YouTube (`watch?v=7DAPd5MGodY`) played without engaging the v4l2_request driver at all — no `cap_pool_init`, no `/dev/video1` activity. Likely cause: YouTube negotiated VP9 or AV1 with FF150 (no `h264ify` extension installed); v4l2_request only handles H.264, so libva isn't dispatched. This is unrelated to Track F — a codec-negotiation issue, not a sandbox issue. The H.264-only fixture (`bbb_1080p30_h264.mp4` direct file URL) bypasses YouTube's codec negotiation and triggers v4l2_request, which is how the sandbox close was demonstrated.

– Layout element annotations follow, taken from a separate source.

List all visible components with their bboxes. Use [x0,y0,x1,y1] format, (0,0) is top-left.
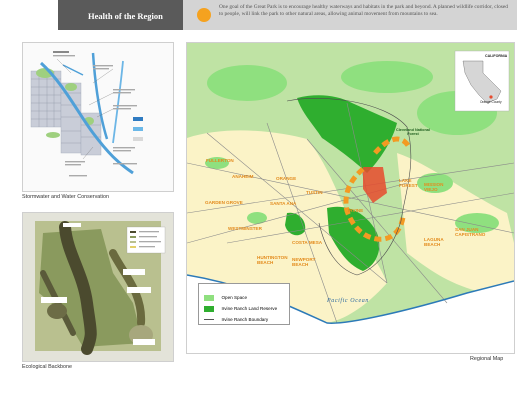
city-label-anaheim: ANAHEIM [232,174,254,179]
city-label-mission-viejo: MISSION VIEJO [424,182,444,192]
city-label-garden-grove: GARDEN GROVE [205,200,243,205]
stormwater-caption: Stormwater and Water Conservation [22,194,109,200]
map-legend: Open Space Irvine Ranch Land Reserve Irv… [198,283,290,325]
backbone-caption: Ecological Backbone [22,364,73,370]
regional-map-caption: Regional Map [470,356,504,362]
city-label-westminster: WESTMINSTER [228,226,262,231]
page-title: Health of the Region [88,11,163,21]
city-label-tustin: TUSTIN [306,190,323,195]
city-label-irvine: IRVINE [348,208,364,213]
legend-item-reserve: Irvine Ranch Land Reserve [204,300,290,312]
ocean-label: Pacific Ocean [327,298,369,304]
forest-label: Cleveland National Forest [396,128,430,136]
legend-item-boundary: Irvine Ranch Boundary [204,311,290,322]
city-label-san-juan-capistrano: SAN JUAN CAPISTRANO [455,227,486,237]
stormwater-panel [22,42,174,192]
header-description: One goal of the Great Park is to encoura… [219,4,508,18]
inset-county-label: Orange County [480,100,502,104]
ecological-backbone-diagram [23,213,173,361]
city-label-orange: ORANGE [276,176,297,181]
legend-label-boundary: Irvine Ranch Boundary [221,317,269,323]
stormwater-diagram [23,43,173,191]
city-label-lake-forest: LAKE FOREST [399,178,418,188]
city-label-costa-mesa: COSTA MESA [292,240,323,245]
legend-swatch-boundary [204,319,214,321]
backbone-panel [22,212,174,362]
city-label-laguna-beach: LAGUNA BEACH [424,237,444,247]
legend-item-open-space: Open Space [204,289,290,301]
orange-dot-icon [197,8,211,22]
city-label-newport-beach: NEWPORT BEACH [292,257,316,267]
city-label-huntington-beach: HUNTINGTON BEACH [257,255,288,265]
inset-state-label: CALIFORNIA [485,54,508,58]
city-label-santa-ana: SANTA ANA [270,201,297,206]
city-label-fullerton: FULLERTON [206,158,234,163]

### New iter6 candidate — Firefox VIDIOC_QBUF EINVAL on first frame
A driver-level issue surfaced post-sandbox-fix: with the v4l2_request driver loaded (cap_pool_init succeeds), Firefox's libva path issues a single `VIDIOC_QBUF` that returns EINVAL on what appears to be the first frame. `mpv --hwdec=vaapi-copy` decoded 2000 frames clean on the same iter5-end driver build (sha `4bed52ec5d44b389…`); only Firefox triggers this. Likely consumer-specific: Firefox's media stack feeds the driver differently than mpv (different VAEncodedSlice ordering, VAImage usage pattern, surface handle lifecycle, etc.).
Logged as iter6 candidate. Track A's frame-11 EINVAL fix was about per-frame request_fd lifecycle and DPB FFmpeg-semantics matching — this looks earlier (init-phase, not frame 11), so likely a different root cause. Diagnosis would start with strace on the Firefox Utility process during initial QBUF, capture the exact `v4l2_buffer` struct payload, compare against what mpv sends.
This does not retract the iter5 sweep's GREEN verdict — the per-consumer divergence reinforces the Phase 5 sonnet caveat ("sweep-completion verification needs to exercise EVERY consumer code path") that's already documented as a process lesson.